2D Non-Coalesced Kernel

fn embedding_kernel_2d[
    indices_layout: Layout,
    weights_layout: Layout,
    out_layout: Layout,
    batch_size: Int,
    seq_len: Int,
    vocab_size: Int,
    embed_dim: Int,
    dtype: DType = DType.float32,
](
    output: LayoutTensor[mut=True, dtype, out_layout],
    indices: LayoutTensor[mut=True, DType.int32, indices_layout],
    weights: LayoutTensor[mut=True, dtype, weights_layout],
):
    """
    2D grid non-coalesced embedding kernel.

    Non-optimal approach for comparison:
    - 2D grid: (batch*seq, embed_dim)
    - More complex indexing
    - Potentially worse memory access patterns
    """

    # 2D grid indexing
    batch_seq_idx = block_idx.x * block_dim.x + thread_idx.x
    embed_idx = block_idx.y * block_dim.y + thread_idx.y

    total_positions = batch_size * seq_len

    # Bounds check
    if batch_seq_idx >= total_positions or embed_idx >= embed_dim:
        return

    # Convert to (batch, seq) coordinates
    batch_idx = batch_seq_idx // seq_len
    seq_idx = batch_seq_idx % seq_len

    # Get token index
    token_idx_val = Int(indices[batch_idx, seq_idx])

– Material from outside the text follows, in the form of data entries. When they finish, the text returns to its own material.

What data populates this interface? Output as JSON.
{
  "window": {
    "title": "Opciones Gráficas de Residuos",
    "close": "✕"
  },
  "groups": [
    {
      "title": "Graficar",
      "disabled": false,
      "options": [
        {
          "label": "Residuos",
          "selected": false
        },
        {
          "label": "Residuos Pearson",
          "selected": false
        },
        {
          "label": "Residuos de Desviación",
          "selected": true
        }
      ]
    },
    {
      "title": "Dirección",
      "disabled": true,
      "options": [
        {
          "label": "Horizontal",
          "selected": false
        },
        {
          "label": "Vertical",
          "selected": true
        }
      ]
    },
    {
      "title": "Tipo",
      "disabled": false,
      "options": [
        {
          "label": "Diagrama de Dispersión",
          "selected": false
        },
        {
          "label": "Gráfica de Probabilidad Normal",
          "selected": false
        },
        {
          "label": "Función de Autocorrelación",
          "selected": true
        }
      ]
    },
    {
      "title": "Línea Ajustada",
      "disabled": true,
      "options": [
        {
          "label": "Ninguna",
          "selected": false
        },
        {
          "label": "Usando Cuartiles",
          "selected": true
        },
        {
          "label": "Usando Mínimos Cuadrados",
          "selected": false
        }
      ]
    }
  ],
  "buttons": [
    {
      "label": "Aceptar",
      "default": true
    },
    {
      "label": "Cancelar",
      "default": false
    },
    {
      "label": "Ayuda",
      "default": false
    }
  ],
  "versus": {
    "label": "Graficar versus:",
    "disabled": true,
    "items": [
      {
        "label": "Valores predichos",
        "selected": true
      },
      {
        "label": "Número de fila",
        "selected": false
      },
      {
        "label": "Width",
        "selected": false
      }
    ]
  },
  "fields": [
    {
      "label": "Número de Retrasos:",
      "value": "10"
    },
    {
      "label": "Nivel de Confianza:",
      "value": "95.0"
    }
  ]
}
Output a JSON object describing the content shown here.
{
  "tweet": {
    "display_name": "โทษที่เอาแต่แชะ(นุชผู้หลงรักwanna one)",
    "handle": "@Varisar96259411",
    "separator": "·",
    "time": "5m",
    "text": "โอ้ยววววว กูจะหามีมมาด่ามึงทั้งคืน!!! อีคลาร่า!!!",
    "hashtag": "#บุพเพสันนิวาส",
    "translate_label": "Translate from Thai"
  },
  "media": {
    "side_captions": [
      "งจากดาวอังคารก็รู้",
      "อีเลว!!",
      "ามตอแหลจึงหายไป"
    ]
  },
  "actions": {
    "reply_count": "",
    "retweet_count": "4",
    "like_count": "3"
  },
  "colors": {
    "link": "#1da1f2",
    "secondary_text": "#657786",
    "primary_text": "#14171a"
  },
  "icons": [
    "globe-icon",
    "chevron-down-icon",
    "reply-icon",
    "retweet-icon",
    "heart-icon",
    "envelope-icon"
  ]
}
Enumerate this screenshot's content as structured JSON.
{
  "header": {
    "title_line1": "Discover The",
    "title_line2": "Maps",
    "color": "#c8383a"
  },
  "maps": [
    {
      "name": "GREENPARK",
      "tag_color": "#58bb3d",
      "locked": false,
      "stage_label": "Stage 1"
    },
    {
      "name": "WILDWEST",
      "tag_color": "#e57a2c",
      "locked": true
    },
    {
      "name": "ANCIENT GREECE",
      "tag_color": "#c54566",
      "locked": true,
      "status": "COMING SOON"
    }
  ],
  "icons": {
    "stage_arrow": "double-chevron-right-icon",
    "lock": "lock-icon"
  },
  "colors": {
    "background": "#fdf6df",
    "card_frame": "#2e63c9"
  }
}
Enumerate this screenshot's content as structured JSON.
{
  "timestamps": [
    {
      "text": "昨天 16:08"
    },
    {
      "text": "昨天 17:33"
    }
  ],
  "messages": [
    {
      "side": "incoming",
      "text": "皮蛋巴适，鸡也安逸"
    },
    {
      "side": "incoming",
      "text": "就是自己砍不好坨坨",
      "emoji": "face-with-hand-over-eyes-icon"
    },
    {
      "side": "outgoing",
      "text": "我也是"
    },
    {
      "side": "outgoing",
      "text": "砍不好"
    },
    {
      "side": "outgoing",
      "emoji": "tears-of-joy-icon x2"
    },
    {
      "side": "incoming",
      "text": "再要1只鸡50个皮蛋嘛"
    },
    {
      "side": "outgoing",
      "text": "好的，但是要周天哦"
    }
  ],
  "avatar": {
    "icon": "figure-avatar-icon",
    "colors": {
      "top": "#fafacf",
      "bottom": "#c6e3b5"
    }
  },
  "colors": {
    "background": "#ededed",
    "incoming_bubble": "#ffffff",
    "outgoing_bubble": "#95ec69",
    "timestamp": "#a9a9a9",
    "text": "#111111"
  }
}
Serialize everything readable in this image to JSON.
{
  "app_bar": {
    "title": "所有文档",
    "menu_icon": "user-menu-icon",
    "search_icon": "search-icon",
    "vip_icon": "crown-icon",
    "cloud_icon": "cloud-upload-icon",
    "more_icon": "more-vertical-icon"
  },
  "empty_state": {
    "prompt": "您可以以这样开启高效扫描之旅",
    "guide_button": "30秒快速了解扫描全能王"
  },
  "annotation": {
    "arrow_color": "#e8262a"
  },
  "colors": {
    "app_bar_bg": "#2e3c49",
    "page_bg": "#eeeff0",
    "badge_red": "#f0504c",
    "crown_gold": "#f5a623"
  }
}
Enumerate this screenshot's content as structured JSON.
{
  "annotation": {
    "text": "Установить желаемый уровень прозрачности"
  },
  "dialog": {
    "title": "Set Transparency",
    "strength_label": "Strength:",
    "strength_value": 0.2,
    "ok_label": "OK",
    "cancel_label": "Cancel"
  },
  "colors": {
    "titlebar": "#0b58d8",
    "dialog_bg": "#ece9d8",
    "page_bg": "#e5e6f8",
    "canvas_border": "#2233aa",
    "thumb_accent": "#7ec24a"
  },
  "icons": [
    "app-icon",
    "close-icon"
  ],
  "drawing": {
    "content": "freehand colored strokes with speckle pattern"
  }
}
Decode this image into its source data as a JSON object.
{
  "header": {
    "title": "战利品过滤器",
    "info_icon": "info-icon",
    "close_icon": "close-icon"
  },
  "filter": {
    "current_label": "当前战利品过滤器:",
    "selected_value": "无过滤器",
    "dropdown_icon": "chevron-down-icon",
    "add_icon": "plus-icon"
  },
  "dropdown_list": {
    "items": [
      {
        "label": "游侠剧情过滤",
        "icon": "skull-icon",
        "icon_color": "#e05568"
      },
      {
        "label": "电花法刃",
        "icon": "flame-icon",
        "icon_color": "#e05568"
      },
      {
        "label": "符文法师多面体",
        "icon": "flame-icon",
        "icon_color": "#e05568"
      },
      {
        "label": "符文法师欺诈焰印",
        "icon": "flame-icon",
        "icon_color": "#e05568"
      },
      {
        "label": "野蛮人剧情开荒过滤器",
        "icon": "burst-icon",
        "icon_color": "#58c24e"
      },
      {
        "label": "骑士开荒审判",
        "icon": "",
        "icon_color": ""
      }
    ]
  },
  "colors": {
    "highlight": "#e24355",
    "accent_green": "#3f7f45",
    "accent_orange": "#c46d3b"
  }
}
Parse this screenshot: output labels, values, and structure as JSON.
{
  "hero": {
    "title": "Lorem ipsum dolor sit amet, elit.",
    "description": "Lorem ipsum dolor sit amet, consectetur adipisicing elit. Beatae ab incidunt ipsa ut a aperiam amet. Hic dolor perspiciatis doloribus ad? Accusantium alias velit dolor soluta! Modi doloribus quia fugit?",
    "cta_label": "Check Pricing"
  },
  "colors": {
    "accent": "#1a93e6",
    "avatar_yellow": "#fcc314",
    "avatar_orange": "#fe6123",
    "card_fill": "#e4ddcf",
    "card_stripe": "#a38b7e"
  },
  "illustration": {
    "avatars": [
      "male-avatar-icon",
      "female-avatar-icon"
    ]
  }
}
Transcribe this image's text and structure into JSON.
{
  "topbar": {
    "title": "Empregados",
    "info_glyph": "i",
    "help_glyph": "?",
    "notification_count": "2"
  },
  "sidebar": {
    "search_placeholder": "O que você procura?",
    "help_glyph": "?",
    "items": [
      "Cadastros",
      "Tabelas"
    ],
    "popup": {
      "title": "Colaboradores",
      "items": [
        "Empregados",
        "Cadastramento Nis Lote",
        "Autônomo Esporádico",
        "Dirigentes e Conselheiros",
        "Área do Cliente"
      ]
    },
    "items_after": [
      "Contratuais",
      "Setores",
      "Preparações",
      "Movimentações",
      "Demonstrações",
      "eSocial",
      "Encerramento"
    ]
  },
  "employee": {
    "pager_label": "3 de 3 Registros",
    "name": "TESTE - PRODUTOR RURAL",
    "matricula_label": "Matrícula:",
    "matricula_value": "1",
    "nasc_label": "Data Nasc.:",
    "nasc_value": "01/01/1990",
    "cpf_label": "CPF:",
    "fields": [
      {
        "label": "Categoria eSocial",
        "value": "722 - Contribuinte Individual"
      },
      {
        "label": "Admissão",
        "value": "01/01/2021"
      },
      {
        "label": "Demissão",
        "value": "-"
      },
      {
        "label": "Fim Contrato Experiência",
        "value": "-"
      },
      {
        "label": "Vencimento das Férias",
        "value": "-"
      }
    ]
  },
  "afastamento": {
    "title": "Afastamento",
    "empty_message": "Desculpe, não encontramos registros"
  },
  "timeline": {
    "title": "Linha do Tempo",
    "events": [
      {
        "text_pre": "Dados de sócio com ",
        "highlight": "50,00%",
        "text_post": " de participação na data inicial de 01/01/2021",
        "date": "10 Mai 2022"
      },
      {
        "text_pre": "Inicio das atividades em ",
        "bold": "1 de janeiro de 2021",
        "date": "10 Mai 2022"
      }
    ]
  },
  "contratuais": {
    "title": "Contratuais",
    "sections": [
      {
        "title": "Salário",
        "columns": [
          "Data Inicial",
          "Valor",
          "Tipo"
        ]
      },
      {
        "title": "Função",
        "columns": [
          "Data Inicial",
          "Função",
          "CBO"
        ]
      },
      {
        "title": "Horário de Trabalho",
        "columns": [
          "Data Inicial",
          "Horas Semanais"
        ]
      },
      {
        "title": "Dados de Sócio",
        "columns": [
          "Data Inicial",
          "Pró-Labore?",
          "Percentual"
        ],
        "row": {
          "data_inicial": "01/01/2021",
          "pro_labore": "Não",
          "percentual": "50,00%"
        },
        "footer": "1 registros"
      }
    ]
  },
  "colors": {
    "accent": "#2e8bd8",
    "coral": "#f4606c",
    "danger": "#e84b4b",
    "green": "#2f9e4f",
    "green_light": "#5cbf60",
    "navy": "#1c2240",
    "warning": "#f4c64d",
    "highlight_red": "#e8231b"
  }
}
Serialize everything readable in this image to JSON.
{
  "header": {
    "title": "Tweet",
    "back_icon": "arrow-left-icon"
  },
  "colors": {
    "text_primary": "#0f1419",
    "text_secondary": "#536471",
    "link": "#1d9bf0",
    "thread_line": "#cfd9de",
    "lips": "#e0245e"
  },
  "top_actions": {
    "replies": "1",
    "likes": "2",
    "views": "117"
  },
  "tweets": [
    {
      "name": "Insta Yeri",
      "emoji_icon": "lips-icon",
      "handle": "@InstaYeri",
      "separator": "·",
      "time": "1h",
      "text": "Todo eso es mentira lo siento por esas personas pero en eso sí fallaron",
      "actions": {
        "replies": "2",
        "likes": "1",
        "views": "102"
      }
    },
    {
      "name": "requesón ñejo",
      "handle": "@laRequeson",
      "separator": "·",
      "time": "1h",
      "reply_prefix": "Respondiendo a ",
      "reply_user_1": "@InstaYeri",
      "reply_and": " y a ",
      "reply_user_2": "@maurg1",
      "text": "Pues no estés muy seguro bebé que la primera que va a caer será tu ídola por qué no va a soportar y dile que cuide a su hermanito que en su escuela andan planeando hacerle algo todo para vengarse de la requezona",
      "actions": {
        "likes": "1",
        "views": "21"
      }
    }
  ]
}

    # Assignment with 2D grid pattern
    if token_idx_val >= 0 and token_idx_val < vocab_size:
        output[batch_idx, seq_idx, embed_idx] = weights[
            token_idx_val, embed_idx
        ]
    else:
        output[batch_idx, seq_idx, embed_idx] = 0


Both solutions implement the same embedding lookup logic but with different thread organizations:

Key differences

  1. Thread mapping:

    • 1D kernel: One thread per output element, simple flat indexing
    • 2D kernel: 2D grid mapping to (batch×seq, embed_dim) coordinates
  2. Memory access patterns:

    • 1D kernel: Consecutive threads access consecutive embedding dimensions → coalesced
    • 2D kernel: Thread access pattern depends on block configuration → potentially non-coalesced
  3. Indexing complexity:

    • 1D kernel: Single division/modulo chain to get 3D coordinates
    • 2D kernel: Separate X/Y coordinate calculations

Performance implications

The 1D kernel typically performs better because:

  • Memory coalescing: Consecutive threads access consecutive memory addresses
  • Simple indexing: Lower computational overhead for coordinate calculations
  • Better cache utilization: Predictable memory access patterns

The 2D kernel may perform worse due to:

  • Scattered memory accesses: Threads within a warp may access different embedding vectors
  • Complex grid configuration: 16×16 blocks may not align optimally with memory layout
  • Warp divergence: Different threads may follow different execution paths

Key concepts

Concept1D Coalesced2D Non-coalesced
Thread organization1D flat indexing2D grid (batch×seq, embed)
Memory accessConsecutive addressesPotentially scattered
Grid configurationSimple: [total_elements // 256]Complex: [batch×seq // 16, embed // 16]
PerformanceOptimized for memory bandwidthSuboptimal memory pattern
Use caseProduction kernelsEducational comparison

The core lesson: memory coalescing can lead to 2-3x performance differences for memory-bound operations like embeddings.